Mr. Masuo Fukada, chief operations of TPJ, has this to say when he looks back at the time when the project was just being introduced, “In the beginning, the people in Viet Nam, who had grown accustomed to receiving overseas aid, did not show any particular interest. However, as we tried to listen to people in Viet Nam and repeatedly attempted proposals based on our understanding of their needs and the background for those needs, ,eventually, we also received opinions from local doctors and medical service employees. That was the moment I felt that we had successfully conveyed our aspiration and concepts, to solve social subject of Viet Nam.

The system has also brought about changes in medical care itself. For example, before the system was introduced, only fragmentary patient information was available in the form of paper-based referral letters. However, following the system’s introduction and the sharing of linked EMRs, it is now possible to confirm a patient’s entire medical history, which has also led to improvements in the quality of medical care. It has also been reported that the reduction of phone call conversations and paperwork has increased time available for responding to patients and this increased interaction has also boosted the motivation of medical staffs.

The aforementioned Mr. Fukada says, “In Viet Nam there is a tendency to respond by putting more human power on the job, even if it is apparently inefficient. The introduction of the Mame-NET system has made people working in medical services realize the advantages of utilizing IT to share information among medical practitioners on the job and it has also resulted in reductions in the time and costs required for medical care, as well as enhancing the quality of care standards. What is more, skills could be shared among medical staff and I believe it will be possible to improve medical services overall.” Following the conclusion of the Verification Survey in September 2016, the Department of Health of Nghe An Province is planning to keep Mame-NET up and running in the hospitals and clinics of Vinh city.

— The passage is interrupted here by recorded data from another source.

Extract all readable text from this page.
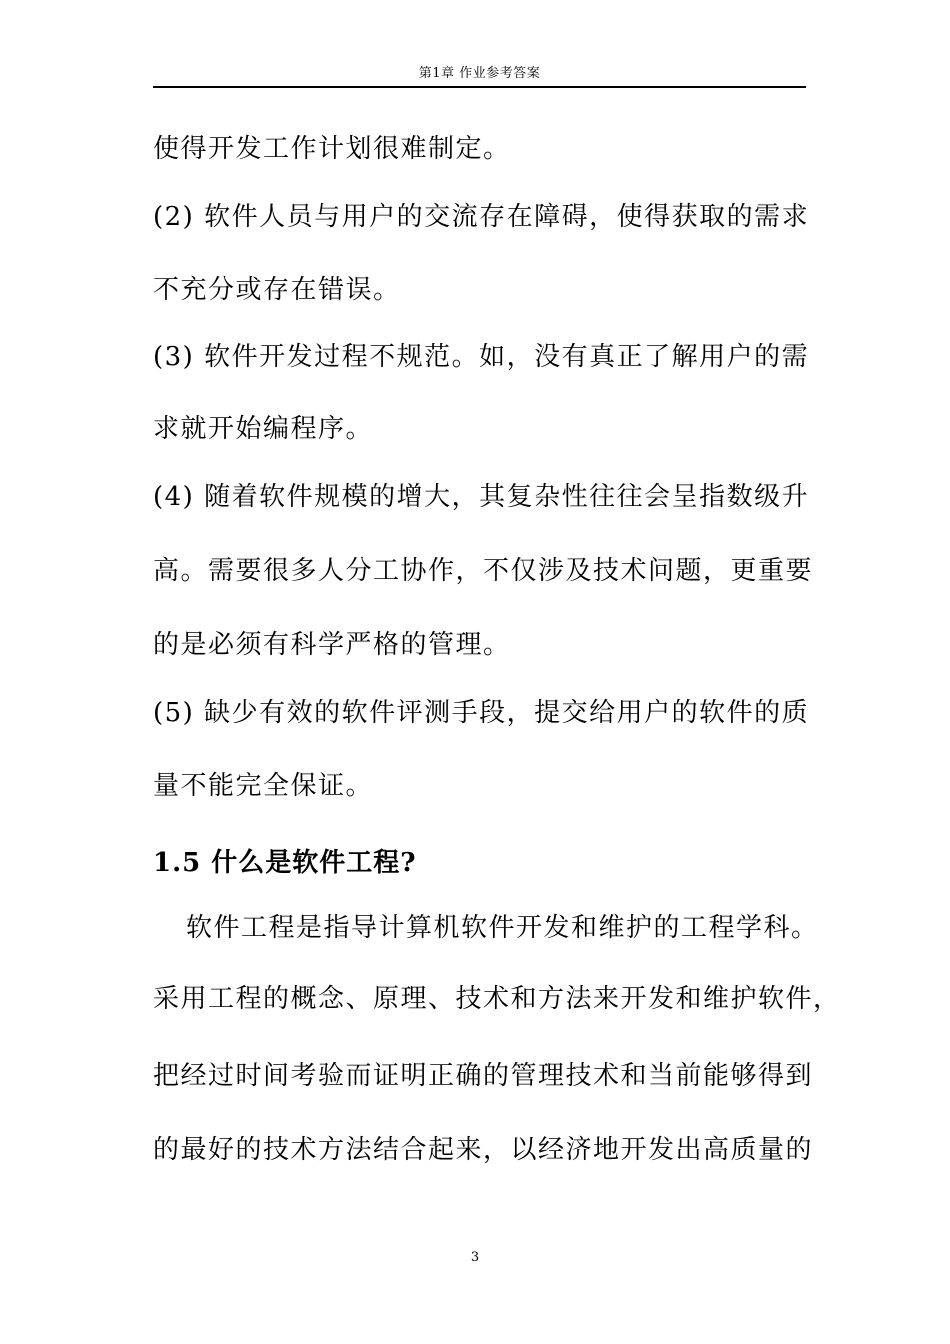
第1章 作业参考答案
使得开发工作计划很难制定。
(2) 软件人员与用户的交流存在障碍，使得获取的需求
不充分或存在错误。
(3) 软件开发过程不规范。如，没有真正了解用户的需
求就开始编程序。
(4) 随着软件规模的增大，其复杂性往往会呈指数级升
高。需要很多人分工协作，不仅涉及技术问题，更重要
的是必须有科学严格的管理。
(5) 缺少有效的软件评测手段，提交给用户的软件的质
量不能完全保证。
1.5 什么是软件工程?
软件工程是指导计算机软件开发和维护的工程学科。
采用工程的概念、原理、技术和方法来开发和维护软件，
把经过时间考验而证明正确的管理技术和当前能够得到
的最好的技术方法结合起来，以经济地开发出高质量的
3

Mr. Fukada is looking forward to further expanding the project and says, “I hope that this project will provide an example of good practices for regional medical networks in Viet Nam. In the future I hope that the system will also incorporate nursing care services and grow to link not just Nghe An Province, but the whole of Viet Nam.”

A high quality medical system is now starting to take root in Viet Nam, powered by Japanese network technologies.


*1 A survey to verify ways to enhance a product or technology’s compatibility with a developing country and thereby disseminate the product and technology, based on a proposal from an SME.

*2 Projects aiming to achieve both the development of developing countries and the activation of the Japanese economy by utilizing Japanese SMEs’ excellent products and technologies through ODA.